The ground gave way beneath the inspector once more, and in a shower of earth and stones he slid to the beach. . . .
‘Oh, well, the date is possible, but the plant in the mouth – jaws, I mean,’ said the superintendent when he heard the news, ‘is proof positive. It couldn’t have been Sethleigh’s skull. I never thought for an instant it was! Still, I suppose we must go and see what the bishop has to say.’
‘I suppose we can give him back the skull this young Markham found?’
‘When we’ve pulled off the clay young Wright has modelled round it, the meddling young devil, and always supposing the bishop wants it back. It’s no good to us. Our next job is to trace Sethleigh. Who saw him last, I wonder, apart from Mr Redsey, who went with him into the woods?’
‘Mrs Bryce Harringay. Didn’t she say she was watching them out of her bedroom window?’
‘Yes, but that doesn’t help us. I want somebody who saw them
‘If Redsey would tell the truth about what happened in the woods that evening,’ said Grindy, ‘we might get somewhere. Something convinces me that the corpse was Rupert Sethleigh.’
CHAPTER IX
PRECEDED by Jim Redsey, the inspector entered the library.
‘Now, sir,’ he said, ‘another word or two with you, if you don’t mind.’
‘I don’t promise to answer questions,’ said Jim at once.
‘No, sir, no.’ The inspector’s voice was soothing as he lowered himself into a chair and placed his cap on the carpet beside it. ‘There’s no obligation at all.
‘That’s a threat, you know,’ said Jim, reddening.

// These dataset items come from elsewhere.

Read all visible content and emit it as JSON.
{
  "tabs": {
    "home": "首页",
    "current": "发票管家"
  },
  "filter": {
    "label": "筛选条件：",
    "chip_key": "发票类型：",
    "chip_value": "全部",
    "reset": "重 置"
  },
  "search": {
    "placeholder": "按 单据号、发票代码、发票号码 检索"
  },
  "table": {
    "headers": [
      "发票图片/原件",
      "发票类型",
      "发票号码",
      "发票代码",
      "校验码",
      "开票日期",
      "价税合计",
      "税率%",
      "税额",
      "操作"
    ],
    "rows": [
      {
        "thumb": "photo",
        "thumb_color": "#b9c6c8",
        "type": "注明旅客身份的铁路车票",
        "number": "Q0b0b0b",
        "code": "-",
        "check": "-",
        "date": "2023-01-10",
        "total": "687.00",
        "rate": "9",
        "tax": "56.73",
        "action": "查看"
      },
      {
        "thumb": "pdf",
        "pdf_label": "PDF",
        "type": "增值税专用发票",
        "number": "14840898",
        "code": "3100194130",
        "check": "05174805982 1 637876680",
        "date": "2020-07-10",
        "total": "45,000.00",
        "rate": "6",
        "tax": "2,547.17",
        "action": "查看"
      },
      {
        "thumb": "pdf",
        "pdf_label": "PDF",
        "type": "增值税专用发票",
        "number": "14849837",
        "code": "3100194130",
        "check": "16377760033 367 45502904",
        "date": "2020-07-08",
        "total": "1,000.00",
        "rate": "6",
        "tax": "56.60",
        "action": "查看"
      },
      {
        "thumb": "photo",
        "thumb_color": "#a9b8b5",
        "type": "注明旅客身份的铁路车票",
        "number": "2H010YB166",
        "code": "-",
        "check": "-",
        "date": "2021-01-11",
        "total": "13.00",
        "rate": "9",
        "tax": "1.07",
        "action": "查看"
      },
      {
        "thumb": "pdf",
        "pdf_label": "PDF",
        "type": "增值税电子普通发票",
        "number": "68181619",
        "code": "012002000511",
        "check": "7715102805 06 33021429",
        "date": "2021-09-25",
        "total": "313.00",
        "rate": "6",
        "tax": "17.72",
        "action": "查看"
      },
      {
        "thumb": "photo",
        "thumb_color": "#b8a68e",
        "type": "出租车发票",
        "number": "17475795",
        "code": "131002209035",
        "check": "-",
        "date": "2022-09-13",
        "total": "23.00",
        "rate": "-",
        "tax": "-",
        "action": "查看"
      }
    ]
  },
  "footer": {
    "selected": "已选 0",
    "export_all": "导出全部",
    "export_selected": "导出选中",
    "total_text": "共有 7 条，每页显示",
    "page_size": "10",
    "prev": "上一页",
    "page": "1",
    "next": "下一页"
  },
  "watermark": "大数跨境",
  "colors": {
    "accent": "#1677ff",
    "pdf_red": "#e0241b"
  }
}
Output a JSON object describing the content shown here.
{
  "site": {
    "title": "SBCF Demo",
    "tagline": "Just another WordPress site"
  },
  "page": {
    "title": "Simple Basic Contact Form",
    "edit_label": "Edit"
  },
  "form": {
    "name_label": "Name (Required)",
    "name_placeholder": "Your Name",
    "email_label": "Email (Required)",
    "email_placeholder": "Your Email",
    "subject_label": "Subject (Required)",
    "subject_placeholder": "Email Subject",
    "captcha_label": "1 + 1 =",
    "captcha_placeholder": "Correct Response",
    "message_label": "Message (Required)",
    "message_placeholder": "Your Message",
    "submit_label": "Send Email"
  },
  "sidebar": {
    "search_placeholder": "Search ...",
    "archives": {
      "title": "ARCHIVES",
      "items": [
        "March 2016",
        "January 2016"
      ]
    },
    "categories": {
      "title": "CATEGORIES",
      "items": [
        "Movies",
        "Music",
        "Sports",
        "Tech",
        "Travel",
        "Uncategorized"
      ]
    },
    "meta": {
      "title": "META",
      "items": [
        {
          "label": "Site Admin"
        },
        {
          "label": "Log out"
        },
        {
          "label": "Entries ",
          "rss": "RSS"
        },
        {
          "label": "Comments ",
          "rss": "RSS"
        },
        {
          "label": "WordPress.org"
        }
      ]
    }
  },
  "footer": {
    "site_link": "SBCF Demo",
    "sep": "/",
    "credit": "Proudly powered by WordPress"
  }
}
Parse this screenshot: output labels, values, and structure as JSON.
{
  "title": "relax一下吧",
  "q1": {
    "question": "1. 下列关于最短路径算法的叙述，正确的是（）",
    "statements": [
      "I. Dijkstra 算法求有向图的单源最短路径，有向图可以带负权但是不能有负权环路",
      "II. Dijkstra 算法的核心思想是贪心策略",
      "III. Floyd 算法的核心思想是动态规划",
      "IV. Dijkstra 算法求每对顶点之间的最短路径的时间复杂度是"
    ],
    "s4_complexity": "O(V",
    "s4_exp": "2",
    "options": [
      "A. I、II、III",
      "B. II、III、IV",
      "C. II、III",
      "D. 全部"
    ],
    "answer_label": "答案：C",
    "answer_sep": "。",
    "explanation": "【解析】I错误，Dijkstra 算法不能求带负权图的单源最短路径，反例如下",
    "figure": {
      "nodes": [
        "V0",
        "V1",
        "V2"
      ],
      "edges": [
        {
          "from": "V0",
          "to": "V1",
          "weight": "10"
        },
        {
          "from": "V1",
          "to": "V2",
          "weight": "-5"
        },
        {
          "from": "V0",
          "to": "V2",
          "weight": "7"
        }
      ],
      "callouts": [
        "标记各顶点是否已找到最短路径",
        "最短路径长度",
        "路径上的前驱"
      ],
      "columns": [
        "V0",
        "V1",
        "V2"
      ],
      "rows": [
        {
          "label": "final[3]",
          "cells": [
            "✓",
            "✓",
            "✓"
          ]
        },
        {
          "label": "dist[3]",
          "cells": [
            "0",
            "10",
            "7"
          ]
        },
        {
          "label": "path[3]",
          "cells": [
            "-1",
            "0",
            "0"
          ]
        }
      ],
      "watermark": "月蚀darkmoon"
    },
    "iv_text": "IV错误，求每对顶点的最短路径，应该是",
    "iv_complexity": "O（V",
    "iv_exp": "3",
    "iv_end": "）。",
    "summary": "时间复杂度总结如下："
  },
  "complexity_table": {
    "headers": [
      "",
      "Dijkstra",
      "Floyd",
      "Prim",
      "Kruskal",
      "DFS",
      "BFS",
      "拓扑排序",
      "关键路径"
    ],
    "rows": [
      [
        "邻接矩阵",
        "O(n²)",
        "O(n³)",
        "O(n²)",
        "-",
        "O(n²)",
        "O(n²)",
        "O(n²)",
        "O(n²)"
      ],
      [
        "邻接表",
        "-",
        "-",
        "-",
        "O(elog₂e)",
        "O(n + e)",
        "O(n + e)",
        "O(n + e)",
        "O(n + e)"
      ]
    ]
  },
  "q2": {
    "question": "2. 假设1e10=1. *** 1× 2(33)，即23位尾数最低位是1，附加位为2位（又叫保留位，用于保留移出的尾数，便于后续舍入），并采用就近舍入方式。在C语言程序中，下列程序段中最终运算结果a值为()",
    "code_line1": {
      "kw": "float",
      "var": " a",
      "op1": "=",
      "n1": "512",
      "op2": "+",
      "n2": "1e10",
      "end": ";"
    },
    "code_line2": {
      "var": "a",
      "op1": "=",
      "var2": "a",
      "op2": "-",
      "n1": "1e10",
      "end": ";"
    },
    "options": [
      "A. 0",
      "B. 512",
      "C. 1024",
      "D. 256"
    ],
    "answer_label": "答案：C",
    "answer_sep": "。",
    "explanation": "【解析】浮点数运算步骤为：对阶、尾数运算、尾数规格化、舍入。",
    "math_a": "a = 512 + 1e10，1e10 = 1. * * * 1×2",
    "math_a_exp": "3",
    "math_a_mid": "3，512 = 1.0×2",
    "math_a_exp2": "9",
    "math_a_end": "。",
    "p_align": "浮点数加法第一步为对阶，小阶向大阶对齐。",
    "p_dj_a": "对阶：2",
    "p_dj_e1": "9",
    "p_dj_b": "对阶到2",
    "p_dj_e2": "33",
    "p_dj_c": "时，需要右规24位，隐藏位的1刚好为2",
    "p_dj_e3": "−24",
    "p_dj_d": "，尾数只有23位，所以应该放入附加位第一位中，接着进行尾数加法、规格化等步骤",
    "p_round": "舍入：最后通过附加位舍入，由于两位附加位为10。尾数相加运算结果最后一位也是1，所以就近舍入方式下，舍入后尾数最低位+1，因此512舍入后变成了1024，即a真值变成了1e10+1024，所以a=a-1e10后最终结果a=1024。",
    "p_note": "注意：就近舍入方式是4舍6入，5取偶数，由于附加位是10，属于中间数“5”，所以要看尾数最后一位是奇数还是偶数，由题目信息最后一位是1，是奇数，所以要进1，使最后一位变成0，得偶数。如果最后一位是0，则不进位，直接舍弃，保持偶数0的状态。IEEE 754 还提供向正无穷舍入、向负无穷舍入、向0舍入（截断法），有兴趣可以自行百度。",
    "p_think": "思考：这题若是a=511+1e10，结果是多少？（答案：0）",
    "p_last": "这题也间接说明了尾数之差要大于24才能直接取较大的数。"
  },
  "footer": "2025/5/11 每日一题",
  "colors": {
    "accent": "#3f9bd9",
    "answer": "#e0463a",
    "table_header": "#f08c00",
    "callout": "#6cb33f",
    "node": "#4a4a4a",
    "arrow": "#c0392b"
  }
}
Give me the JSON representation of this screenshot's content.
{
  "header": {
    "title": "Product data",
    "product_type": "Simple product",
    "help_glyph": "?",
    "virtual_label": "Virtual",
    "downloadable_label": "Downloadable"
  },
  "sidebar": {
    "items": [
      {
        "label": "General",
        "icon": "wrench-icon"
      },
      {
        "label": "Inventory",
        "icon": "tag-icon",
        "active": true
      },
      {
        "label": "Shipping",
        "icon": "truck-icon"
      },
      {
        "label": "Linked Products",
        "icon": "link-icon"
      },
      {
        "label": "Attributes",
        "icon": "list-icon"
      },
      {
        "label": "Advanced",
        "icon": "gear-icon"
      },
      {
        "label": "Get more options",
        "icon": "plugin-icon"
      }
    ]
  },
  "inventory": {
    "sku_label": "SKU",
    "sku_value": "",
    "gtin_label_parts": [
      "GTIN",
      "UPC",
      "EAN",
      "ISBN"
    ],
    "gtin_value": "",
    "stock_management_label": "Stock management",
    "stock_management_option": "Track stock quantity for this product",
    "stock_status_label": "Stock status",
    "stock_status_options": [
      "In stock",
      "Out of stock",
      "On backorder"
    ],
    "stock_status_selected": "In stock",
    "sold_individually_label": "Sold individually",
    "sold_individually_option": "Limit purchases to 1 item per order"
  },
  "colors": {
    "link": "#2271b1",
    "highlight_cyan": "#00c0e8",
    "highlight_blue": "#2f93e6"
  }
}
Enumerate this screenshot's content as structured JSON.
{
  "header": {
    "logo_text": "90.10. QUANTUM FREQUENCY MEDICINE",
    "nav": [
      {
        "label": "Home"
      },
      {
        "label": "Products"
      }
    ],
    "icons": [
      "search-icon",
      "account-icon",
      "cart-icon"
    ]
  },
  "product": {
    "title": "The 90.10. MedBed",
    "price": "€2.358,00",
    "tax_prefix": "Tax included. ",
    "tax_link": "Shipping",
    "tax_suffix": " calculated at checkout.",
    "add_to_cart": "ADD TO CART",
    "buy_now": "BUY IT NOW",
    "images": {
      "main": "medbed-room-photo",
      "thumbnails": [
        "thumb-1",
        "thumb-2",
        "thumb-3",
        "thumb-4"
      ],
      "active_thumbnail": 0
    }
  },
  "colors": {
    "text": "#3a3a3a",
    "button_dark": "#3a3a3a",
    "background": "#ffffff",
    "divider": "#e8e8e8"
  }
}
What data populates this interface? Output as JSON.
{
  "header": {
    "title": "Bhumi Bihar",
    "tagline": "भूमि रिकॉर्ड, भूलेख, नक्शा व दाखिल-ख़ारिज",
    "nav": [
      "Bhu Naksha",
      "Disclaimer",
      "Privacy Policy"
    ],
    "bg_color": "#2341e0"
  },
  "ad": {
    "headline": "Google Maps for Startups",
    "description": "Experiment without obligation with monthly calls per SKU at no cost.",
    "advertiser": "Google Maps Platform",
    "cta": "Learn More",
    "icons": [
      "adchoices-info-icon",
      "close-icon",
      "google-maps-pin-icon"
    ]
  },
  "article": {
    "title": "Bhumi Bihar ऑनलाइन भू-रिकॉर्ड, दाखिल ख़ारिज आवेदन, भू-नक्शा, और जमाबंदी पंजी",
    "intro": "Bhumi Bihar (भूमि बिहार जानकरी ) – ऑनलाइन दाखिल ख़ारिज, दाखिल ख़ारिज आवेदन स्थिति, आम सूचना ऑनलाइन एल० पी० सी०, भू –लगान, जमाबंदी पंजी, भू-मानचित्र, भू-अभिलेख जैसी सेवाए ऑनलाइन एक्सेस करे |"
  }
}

‘By no means, sir. Well now. I understand that you were the last person to see your cousin, Mr Sethleigh, before his’ – he made a slight but suggestive pause – ‘his sudden disappearance.’
‘You can’t prove that,’ said Jim. ‘And look here, inspector, there’s no sense in going over all that ground again. You asked me that the last time you came.’
‘Very good. So I did. Well now. What was Mr Sethleigh wearing when you walked into the Manor Woods together at’ – he consulted his note-book – ‘at five minutes to eight on the evening of Sunday, June 22nd?’
‘I’m not swearing to the time, mind!’ cried Jim jumpily. ‘I don’t know what the time was. The date is all right. Rupert was in dark brown, I think.’